# Grey Knight Dreadknight



## Gareth (Jan 3, 2008)

This is part of the Greyknight monthly project on SWC. I've just completed July with 8 days to spare!

Here is my Dreadknight. Such a large piece meant my blending had to be really good otherwise it would show up really badly in the pictures with my new DSLR. The Nemesis Great sword blade was done by hand and took 5 hours. 

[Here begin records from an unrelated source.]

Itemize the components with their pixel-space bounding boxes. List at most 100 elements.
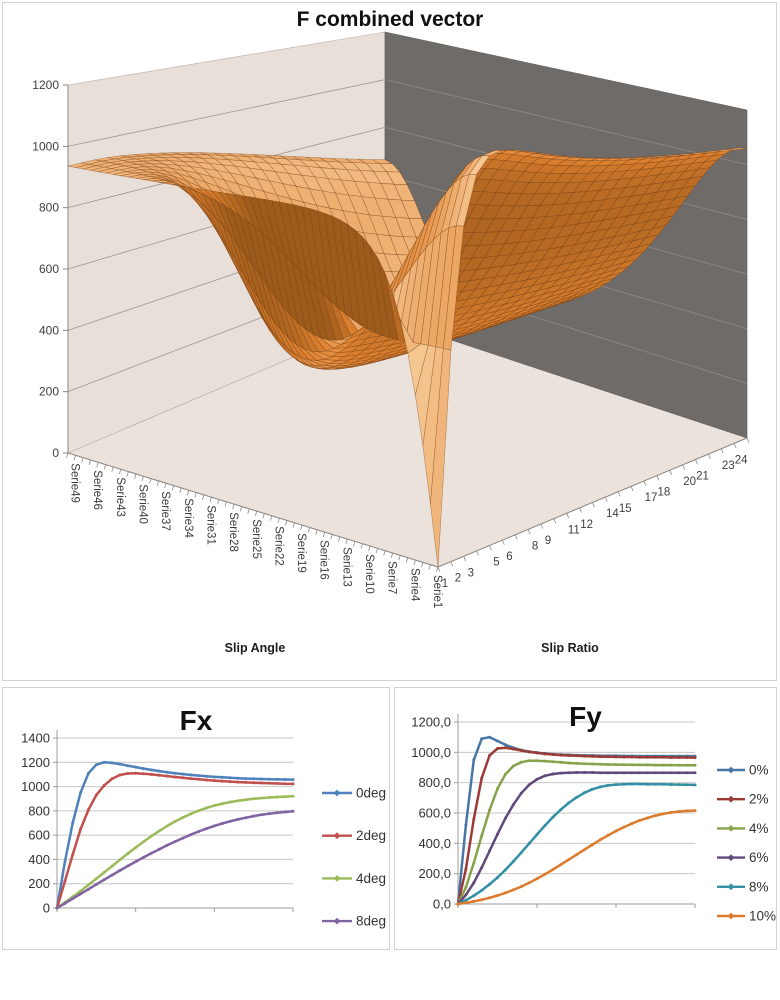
legend-item-0%: 0% <box>717 763 769 778</box>
slip-angle-tick-label: Serie22 <box>272 526 284 566</box>
series-line-6% <box>457 771 695 905</box>
slip-angle-tick-label: Serie7 <box>386 561 398 594</box>
slip-ratio-axis-title: Slip Ratio <box>541 641 599 655</box>
legend-item-8%: 8% <box>717 879 769 894</box>
slip-angle-tick-label: Serie16 <box>318 540 330 580</box>
slip-ratio-tick-label: 14 <box>606 508 619 520</box>
slip-ratio-tick-label: 8 <box>532 540 538 552</box>
slip-angle-tick-label: Serie37 <box>159 491 171 531</box>
legend-item-2deg: 2deg <box>322 828 386 843</box>
slip-angle-tick-label: Serie40 <box>137 484 149 524</box>
y-axis-tick-label: 600,0 <box>418 806 451 821</box>
slip-ratio-tick-label: 23 <box>722 460 735 472</box>
slip-angle-tick-label: Serie1 <box>431 575 443 608</box>
slip-angle-tick-label: Serie13 <box>340 547 352 587</box>
surface-value-axis: 0 200 400 600 800 1000 1200 <box>32 78 69 460</box>
y-axis-tick-label: 800 <box>28 803 50 818</box>
y-axis-tick-label: 200 <box>28 876 50 891</box>
surface-chart-title: F combined vector <box>296 8 484 31</box>
surface-category-axes <box>66 437 750 572</box>
value-axis-tick-label: 1000 <box>32 139 59 153</box>
slip-angle-axis-title: Slip Angle <box>224 641 286 655</box>
slip-angle-tick-label: Serie34 <box>182 498 194 538</box>
legend-item-6%: 6% <box>717 850 769 865</box>
legend-item-4deg: 4deg <box>322 871 386 886</box>
slip-angle-tick-label: Serie10 <box>363 554 375 594</box>
slip-angle-tick-label: Serie4 <box>408 568 420 602</box>
y-axis-tick-label: 1200 <box>21 755 50 770</box>
slip-ratio-tick-label: 17 <box>645 492 658 504</box>
legend-label: 8deg <box>356 914 386 929</box>
fy-chart: 0,0 200,0 400,0 600,0 800,0 1000,0 1200,0 0% 2% 4… <box>411 714 776 924</box>
slip-angle-tick-label: Serie46 <box>91 470 103 510</box>
slip-ratio-tick-label: 11 <box>568 524 580 536</box>
slip-ratio-tick-label: 1 <box>442 578 448 590</box>
slip-ratio-tick-label: 2 <box>455 573 461 585</box>
value-axis-tick-label: 1200 <box>32 78 59 92</box>
surface-serie-labels: Serie49 Serie46 Serie43 Serie40 Serie37 Serie… <box>69 463 443 608</box>
legend-marker <box>727 912 735 920</box>
legend-marker <box>727 766 735 774</box>
legend-marker <box>727 854 735 861</box>
slip-ratio-tick-label: 24 <box>735 454 748 466</box>
slip-ratio-tick-label: 6 <box>506 551 512 563</box>
legend-marker <box>727 883 735 891</box>
y-axis-tick-label: 1000,0 <box>411 745 451 760</box>
slip-ratio-tick-label: 3 <box>468 567 474 579</box>
slip-ratio-tick-label: 15 <box>619 503 632 515</box>
value-axis-tick-label: 800 <box>39 201 59 215</box>
legend-marker <box>333 917 341 925</box>
legend-marker <box>727 795 735 803</box>
slip-ratio-tick-label: 20 <box>683 476 696 488</box>
slip-angle-tick-label: Serie19 <box>295 533 307 573</box>
fy-chart-title: Fy <box>569 701 602 732</box>
slip-ratio-tick-label: 21 <box>696 471 709 483</box>
slip-ratio-tick-label: 12 <box>580 519 593 531</box>
y-axis-tick-label: 200,0 <box>418 866 451 881</box>
slip-ratio-tick-label: 5 <box>493 557 499 569</box>
legend-item-10%: 10% <box>717 909 776 924</box>
value-axis-tick-label: 200 <box>39 385 59 399</box>
y-axis-tick-label: 1400 <box>21 731 50 746</box>
legend-item-2%: 2% <box>717 792 769 807</box>
y-axis-tick-label: 400,0 <box>418 836 451 851</box>
value-axis-tick-label: 400 <box>39 323 59 337</box>
series-line-4deg <box>56 795 294 910</box>
fx-chart-frame <box>2 687 390 950</box>
value-axis-tick-label: 0 <box>52 446 59 460</box>
legend-label: 4% <box>749 821 769 836</box>
legend-item-0deg: 0deg <box>322 786 386 801</box>
slip-ratio-tick-label: 18 <box>658 487 671 499</box>
slip-angle-tick-label: Serie25 <box>250 519 262 559</box>
y-axis-tick-label: 800,0 <box>418 775 451 790</box>
legend-label: 2% <box>749 792 769 807</box>
y-axis-tick-label: 0,0 <box>433 897 451 912</box>
legend-marker <box>333 875 341 882</box>
legend-label: 8% <box>749 879 769 894</box>
y-axis-tick-label: 1200,0 <box>411 715 451 730</box>
fx-chart: 0 200 400 600 800 1000 1200 1400 0deg 2deg 4deg 8de… <box>21 730 386 929</box>
legend-label: 0% <box>749 763 769 778</box>
legend-marker <box>333 832 341 840</box>
value-axis-tick-label: 600 <box>39 262 59 276</box>
legend-item-4%: 4% <box>717 821 769 836</box>
slip-angle-tick-label: Serie43 <box>114 477 126 517</box>
slip-angle-tick-label: Serie28 <box>227 512 239 552</box>
legend-label: 0deg <box>356 786 386 801</box>
y-axis-tick-label: 0 <box>43 901 50 916</box>
y-axis-tick-label: 600 <box>28 828 50 843</box>
slip-ratio-tick-label: 9 <box>545 535 551 547</box>
legend-item-8deg: 8deg <box>322 914 386 929</box>
fx-chart-title: Fx <box>179 705 213 736</box>
surface-mesh <box>67 147 748 568</box>
legend-label: 2deg <box>356 828 386 843</box>
y-axis-tick-label: 400 <box>28 852 50 867</box>
slip-angle-tick-label: Serie31 <box>205 505 217 545</box>
legend-marker <box>727 825 735 832</box>
y-axis-tick-label: 1000 <box>21 779 50 794</box>
legend-label: 4deg <box>356 871 386 886</box>
legend-label: 6% <box>749 850 769 865</box>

I hate painting metals, and I choose Grey Knights because of that. This model has 4 different kinds of metals on it. The blue steel armour, the tin bitz skeletal frame, the gun metal and the gold. It's really allowed me to concentrate on painting metals.

*Dreadknight*

































*Dreadknight with Terminator and Strike Squad Marine*









*Some size comparison shots*


----------



## bitsandkits (Mar 18, 2008)

im not saying its good but i have a fizzing sensation in my trousers !


----------



## Hammer49 (Feb 12, 2011)

Excellent work as always!


----------



## Stu Phoenix (Jul 23, 2011)

:shok: Although I'm not actually a fan of the model (baby carrying transformer) aside that is some serious paint work right there, your blending is fantastic, and the sword should be put on display by itself. Excellent work :victory:


----------



## Gareth (Jan 3, 2008)

Thanks fellas.


----------



## InkedDnA (Jul 8, 2011)

Nice. Very very nice. The sword and blending on the model is insane. Great work! +rep


----------



## TheReverend (Dec 2, 2007)

That's how I _want_ my Grey Knights to look  well done, especially if you hate metals 

Rev


----------



## rayshimi (Jul 13, 2011)

wow! :grin:


----------



## Flindo (Oct 30, 2010)

hey, stop stealing from 'Eavy metals vault


----------



## greyfoxuk (Oct 10, 2010)

insane, great work


----------



## shaantitus (Aug 3, 2009)

Flindo said:


> hey, stop stealing from 'Eavy metals vault


I disagree. This should replace the model currently in 'Eavy metals vault.
Most impressive gareth. No rep for you though. Already did that for your archon.


----------



## Midge913 (Oct 21, 2010)

Very nice work Gareth!


----------



## Gareth (Jan 3, 2008)

Cheers chaps


----------



## Djinn24 (Jan 12, 2008)

Yurii actually posted this up on his Facebook page. Very nice work. Nice airbrushing.


----------



## Gareth (Jan 3, 2008)

Who is Yurii mate?

The only airbrushing was the base coat for the armour. The rest was blended the old fashioned way.


----------